/*
描述: 清本数据结构-2016年期末，最后的那道算法题，只写了 x < y 的搜索情况
*/

#include <bits/stdc++.h>

using namespace std;

struct Node {
    Node* parent = nullptr;
    Node* lc = nullptr;
    Node* rc = nullptr;
    int val = -1;

    Node(int val) { this->val = val; }
};

int total_step = 0;

// root 为树根，从 start 节点 找到值为 target 的节点
// 两种方案交替走一步。

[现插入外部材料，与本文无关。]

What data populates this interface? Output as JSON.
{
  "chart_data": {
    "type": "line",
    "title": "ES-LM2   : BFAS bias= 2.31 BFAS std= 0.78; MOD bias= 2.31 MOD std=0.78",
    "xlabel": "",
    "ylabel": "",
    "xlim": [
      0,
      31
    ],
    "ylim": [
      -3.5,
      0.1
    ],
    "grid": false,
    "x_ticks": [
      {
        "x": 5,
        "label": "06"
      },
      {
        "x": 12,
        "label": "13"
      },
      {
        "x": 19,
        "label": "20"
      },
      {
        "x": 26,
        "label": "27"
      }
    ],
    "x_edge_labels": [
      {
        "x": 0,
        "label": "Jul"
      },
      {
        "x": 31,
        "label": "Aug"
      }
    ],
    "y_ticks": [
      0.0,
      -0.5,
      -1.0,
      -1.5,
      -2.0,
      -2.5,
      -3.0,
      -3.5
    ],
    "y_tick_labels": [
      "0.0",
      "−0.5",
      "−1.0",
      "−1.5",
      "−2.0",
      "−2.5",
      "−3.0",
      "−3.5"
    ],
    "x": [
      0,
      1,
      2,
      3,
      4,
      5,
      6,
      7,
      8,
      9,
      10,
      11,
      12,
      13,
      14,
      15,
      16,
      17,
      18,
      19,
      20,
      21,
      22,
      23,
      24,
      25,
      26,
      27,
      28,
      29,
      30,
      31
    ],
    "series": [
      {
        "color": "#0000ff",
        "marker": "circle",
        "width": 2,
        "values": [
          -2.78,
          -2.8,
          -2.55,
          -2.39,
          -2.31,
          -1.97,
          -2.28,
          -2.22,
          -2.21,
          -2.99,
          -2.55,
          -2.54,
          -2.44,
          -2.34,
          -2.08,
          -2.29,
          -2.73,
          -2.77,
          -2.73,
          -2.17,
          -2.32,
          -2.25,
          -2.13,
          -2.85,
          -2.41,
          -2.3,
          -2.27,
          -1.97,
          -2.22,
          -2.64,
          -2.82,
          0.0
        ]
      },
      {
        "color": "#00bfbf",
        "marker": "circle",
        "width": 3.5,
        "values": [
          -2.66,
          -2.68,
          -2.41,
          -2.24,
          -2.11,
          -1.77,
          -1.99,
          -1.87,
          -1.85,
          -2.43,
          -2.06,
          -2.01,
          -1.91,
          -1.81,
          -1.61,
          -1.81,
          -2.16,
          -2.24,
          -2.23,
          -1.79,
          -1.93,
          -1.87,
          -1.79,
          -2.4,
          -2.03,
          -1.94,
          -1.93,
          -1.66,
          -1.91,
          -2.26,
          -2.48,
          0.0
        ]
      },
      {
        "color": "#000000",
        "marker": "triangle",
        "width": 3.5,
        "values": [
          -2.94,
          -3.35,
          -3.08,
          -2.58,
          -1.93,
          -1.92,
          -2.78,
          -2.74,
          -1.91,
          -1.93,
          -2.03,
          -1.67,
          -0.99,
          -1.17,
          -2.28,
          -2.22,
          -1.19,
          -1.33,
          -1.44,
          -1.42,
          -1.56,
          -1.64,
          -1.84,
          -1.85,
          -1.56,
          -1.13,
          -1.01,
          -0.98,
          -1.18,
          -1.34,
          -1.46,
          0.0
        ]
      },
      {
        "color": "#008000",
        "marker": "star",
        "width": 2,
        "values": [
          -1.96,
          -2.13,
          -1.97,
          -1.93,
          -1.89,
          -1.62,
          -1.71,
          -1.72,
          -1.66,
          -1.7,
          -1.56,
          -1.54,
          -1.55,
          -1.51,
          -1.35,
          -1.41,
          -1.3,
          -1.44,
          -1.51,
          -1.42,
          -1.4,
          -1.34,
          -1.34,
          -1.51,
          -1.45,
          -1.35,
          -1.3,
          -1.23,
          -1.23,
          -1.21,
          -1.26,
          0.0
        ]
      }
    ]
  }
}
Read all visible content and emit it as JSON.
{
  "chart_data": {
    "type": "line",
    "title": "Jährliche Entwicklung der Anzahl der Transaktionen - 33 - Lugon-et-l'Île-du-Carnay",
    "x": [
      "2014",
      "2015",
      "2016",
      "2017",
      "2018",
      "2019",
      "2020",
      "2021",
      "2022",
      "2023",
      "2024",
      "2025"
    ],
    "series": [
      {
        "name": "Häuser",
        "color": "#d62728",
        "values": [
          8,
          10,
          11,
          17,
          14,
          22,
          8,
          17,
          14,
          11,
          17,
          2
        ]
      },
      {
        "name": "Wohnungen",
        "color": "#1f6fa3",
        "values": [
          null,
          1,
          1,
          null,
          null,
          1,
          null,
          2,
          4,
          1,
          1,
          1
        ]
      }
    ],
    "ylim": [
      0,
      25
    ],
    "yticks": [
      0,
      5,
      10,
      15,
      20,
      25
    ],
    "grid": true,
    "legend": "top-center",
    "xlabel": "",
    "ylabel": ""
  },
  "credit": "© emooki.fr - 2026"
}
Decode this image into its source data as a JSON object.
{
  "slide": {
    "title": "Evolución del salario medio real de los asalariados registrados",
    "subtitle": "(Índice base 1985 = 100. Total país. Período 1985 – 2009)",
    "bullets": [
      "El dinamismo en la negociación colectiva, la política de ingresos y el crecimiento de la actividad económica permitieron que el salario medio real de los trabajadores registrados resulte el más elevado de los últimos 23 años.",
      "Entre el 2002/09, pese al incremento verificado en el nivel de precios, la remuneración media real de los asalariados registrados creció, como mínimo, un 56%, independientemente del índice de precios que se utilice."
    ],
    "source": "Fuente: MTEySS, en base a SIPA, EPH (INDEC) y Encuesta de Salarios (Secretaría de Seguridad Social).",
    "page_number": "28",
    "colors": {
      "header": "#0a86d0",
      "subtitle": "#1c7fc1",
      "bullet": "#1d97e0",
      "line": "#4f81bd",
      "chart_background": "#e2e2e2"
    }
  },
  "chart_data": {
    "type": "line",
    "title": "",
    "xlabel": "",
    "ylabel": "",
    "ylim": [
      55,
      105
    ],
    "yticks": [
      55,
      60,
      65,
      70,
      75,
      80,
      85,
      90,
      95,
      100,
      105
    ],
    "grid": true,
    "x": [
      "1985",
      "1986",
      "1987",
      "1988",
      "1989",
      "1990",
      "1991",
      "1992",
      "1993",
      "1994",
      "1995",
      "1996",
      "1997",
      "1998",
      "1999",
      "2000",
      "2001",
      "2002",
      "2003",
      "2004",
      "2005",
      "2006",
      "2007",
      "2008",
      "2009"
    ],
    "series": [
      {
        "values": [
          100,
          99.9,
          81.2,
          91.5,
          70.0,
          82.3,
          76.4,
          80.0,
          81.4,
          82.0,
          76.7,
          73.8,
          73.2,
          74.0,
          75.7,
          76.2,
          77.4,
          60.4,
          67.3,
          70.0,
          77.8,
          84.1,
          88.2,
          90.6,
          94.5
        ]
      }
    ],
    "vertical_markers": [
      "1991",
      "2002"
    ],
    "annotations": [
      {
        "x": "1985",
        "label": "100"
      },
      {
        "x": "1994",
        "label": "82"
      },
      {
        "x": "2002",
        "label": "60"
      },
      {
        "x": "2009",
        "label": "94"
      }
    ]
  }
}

path1()一开始往上，走到lca后往下；path2()往下
Node* solve(Node* root, Node* start, int y) {
    assert(start->val < y); // 这里只写从 x 找 y，且 x < y 的情景，对称情况类似，不写了

    Node* cur1 = start;
    Node* cur2 = start;
    
    auto path1 = [&]() {
        if (cur1 == nullptr) return;
        Node* parent = cur1->parent;
        if (parent != nullptr) {
            if (parent->rc == cur1) cur1 = parent; // 左父亲，path1继续往上，parent的左子树不可能有y，右子树已有path1过程在搜索
            else { // 右父亲
                if (parent->val <= y) { // path2别搜了，那里不可能有y，来这里搜
                    cur2 = parent;
                    cur1 = parent; // path1继续往上为path2物色搜索起点
                }
                else cur1 = nullptr; // parent->val > y，parent以及parent再往上都不需要让path2来搜了
            }
        }
    };

    auto path2 = [&]() {
        if (cur2 == nullptr) return;
        cur2 = (cur2->lc != nullptr && cur2->lc->val >= y) ? cur2->lc : cur2->rc;
    };

    while (1) {
        path1();
        total_step++;
        cout << "path1 at node: " << (cur1 != nullptr ? cur1->val : -1) << endl;
        if (cur1 != nullptr && cur1->val == y) return cur1;
        
        path2();
        total_step++;
        cout << "path2 at node: " << (cur2 != nullptr ? cur2->val : -1) << endl;
        if (cur2 != nullptr && cur2->val == y) return cur2;
    }

    return nullptr; // 不会走到这里
}

int main(int argc, char const *argv[]) {
    vector<int> nodes(21);
    iota(nodes.begin(), nodes.end(), 1);
    vector<pair<int, int>> edges = {
        {2,1},{2,4},
        {4,3},{4,6},
        {6,5},{6,8},
        {8,7},
        {9,2},{9,11},
        {11,10},{11,12},
        {13,9},{13,14},
        {15,13},{15,18},
        {17,16},
        {18,17},{18,19},
        {20,15},{20,21}
    };
    unordered_map<int, Node*> map;
    for (int val : nodes) {
        Node* node = new Node(val);
        map[val] = node;
    }
    for (auto [u, v] : edges) {
        auto from = map[u];
        auto to = map[v];
        to->parent = from;
        (to->val < from->val) ? (from->lc = to) : (from->rc = to);
    }
    // 树已建好

    Node* root = map[20];
    int x = 6;
    int y = 17;
    /* int x = 5;
    int y = 8; */
    
    // 这里只写从 x 找 y，且 x < y 的情景，对称情况类似，不写了
    auto ans = solve(root, map[x], y);

    assert(ans->val == y); // 检查答案对不对

    cout << "total_step: " << total_step << endl;

    return 0;
}